De gouverneur heeft zijn staat van dienst verdedigd door te wijzen op de scherpe daling van de inflatie in de afgelopen maanden en door te zeggen dat kwantitatieve versoepeling essentieel was om de grootste economie in het oosten van de Europese Unie tijdens de pandemie te redden.

VERWAKING VAN DE ZLOTYVolgens de motie stond Glapinski achter valuta-interventies waarvoor het NBP-bestuur geen toestemming had gegeven, terwijl sommige interventies gericht waren op het verzwakken van de zloty. Volgens de motie misleidde de gouverneur ook het ministerie van Financiën door te voorspellen dat de bank in de zomer van 2023 een winst van 6 miljard zloty zou maken, terwijl hij wist dat de prognose van de NBP een verlies van minstens 17 miljard zloty voorspelde.

De gouverneur van de centrale bank handelde in strijd met de richtlijnen van het monetaire beleid door in 2021 door de overheid gedekte obligaties te kopen en in 2023 de rente te verlagen, wat bedoeld was om de regeringspartij te steunen en leidde tot een waardevermindering van de zloty en dus in strijd was met de grondwet, aldus de motie.

Glapinski wordt er ook van beschuldigd dat hij het werk van sommige leden van de rentebepalende Monetary Policy Council (MPC) en het NBP-bestuur heeft belemmerd door hun de toegang tot NBP-documenten, waaronder de notulen van de MPC, te ontzeggen en dat hij de verkeerde weergave van de stem van sommige leden in de notulen van de vergaderingen heeft georkestreerd.

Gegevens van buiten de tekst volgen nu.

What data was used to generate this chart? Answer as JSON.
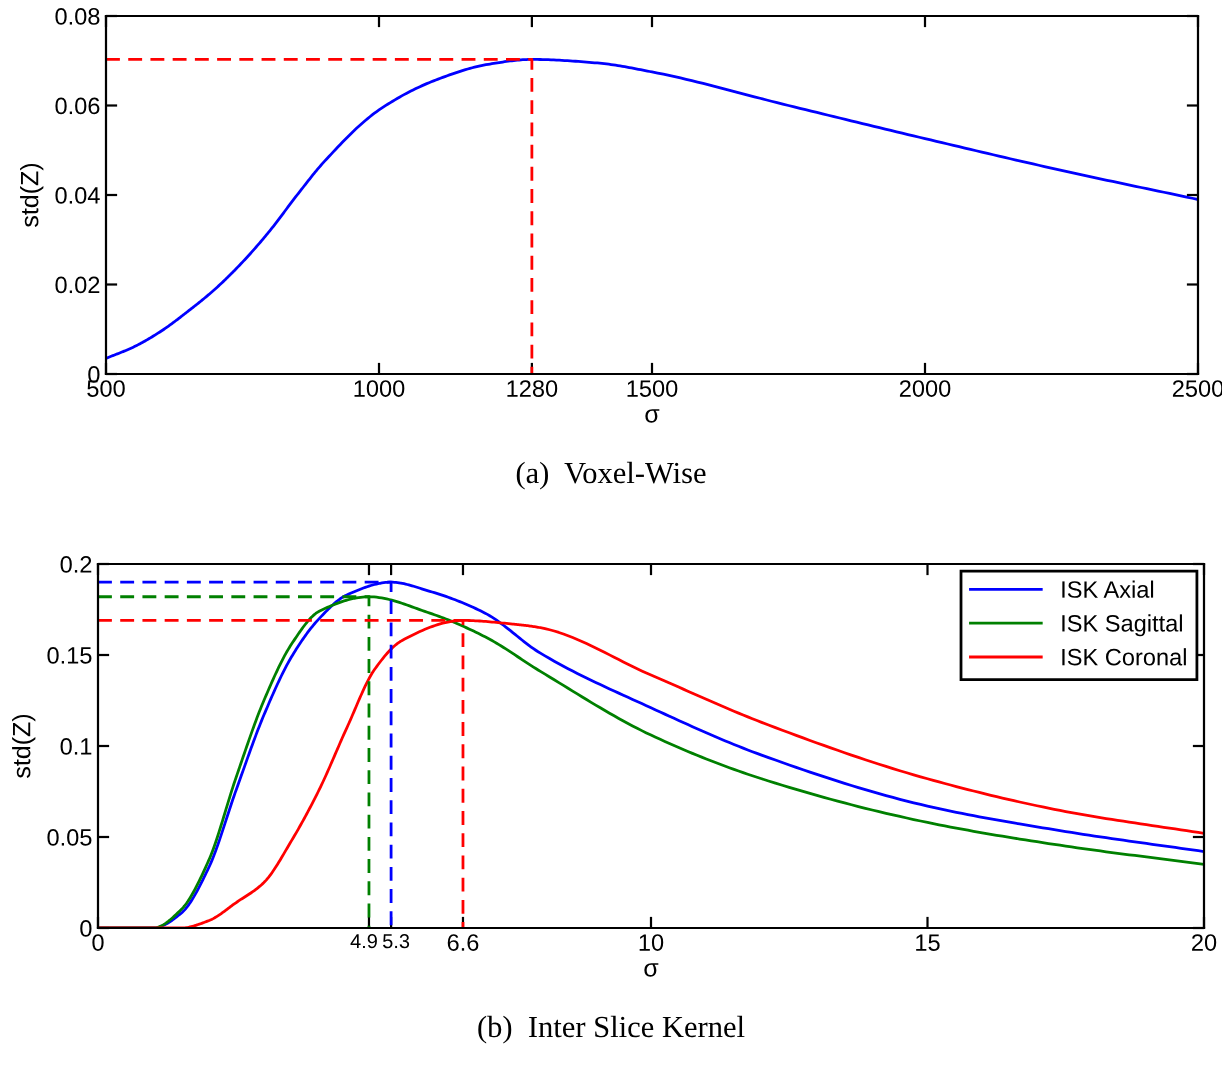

BONUSSEN, POLITIEKE CAMPAGNE

De gouverneur accepteerde een systeem van driemaandelijkse bonussen die hem werden uitbetaald ongeacht zijn prestaties, wat in strijd is met de wet op de centrale bank, aldus de motie. De wetgevers zeggen dat Glapinski, een oude bondgenoot van de voormalige regeringspartij Wet en Rechtvaardigheid (PiS), publiekelijk campagne voerde voor PiS, wat in strijd is met de grondwet.

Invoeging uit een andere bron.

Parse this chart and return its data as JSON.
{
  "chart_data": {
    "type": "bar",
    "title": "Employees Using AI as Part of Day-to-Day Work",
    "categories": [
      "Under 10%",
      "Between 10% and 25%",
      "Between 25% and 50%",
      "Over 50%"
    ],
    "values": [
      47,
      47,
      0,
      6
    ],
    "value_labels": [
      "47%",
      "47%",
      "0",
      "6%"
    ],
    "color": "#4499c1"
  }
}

WAT LIGT ER VOOR? De procedure in de constitutionele verantwoordingscommissie van het parlement zal waarschijnlijk maanden duren, omdat de wetgevers officiële documenten zullen onderzoeken en getuigenissen zullen afnemen van een uitgebreide lijst getuigen.

Naast Glapinski zullen naar verwachting tientallen andere ambtenaren en leidinggevenden worden opgeroepen, waaronder Jaroslaw Kaczynski, de leider van PiS.

Op de lijst staan ook leden van de raad van bestuur van de NBP, leden van de MPC, voormalige ministers van Financiën en voormalige CEO's van PFR, BGK en de Poolse staatsbanken PKO BP en Bank Pekao.

Na afloop van de procedure dient de commissie een verzoek in bij het lagerhuis van het parlement, de Sejm, om de gouverneur van de centrale bank grondwettelijk ter verantwoording te roepen voor het Staatstribunaal of om de procedure te staken. De beslissing over deze zaak wordt door de Sejm in een stemming genomen.

Als een verzoek wordt aangenomen, stuurt de voorzitter van het parlement een aanklacht naar het hoofd van het Staatstribunaal, anders wordt de zaak geseponeerd. Het tribunaal is zowel een rechtbank van eerste aanleg als een hof van beroep. Als het tribunaal Glapinski verantwoordelijk acht, kan de gouverneur zijn baan verliezen.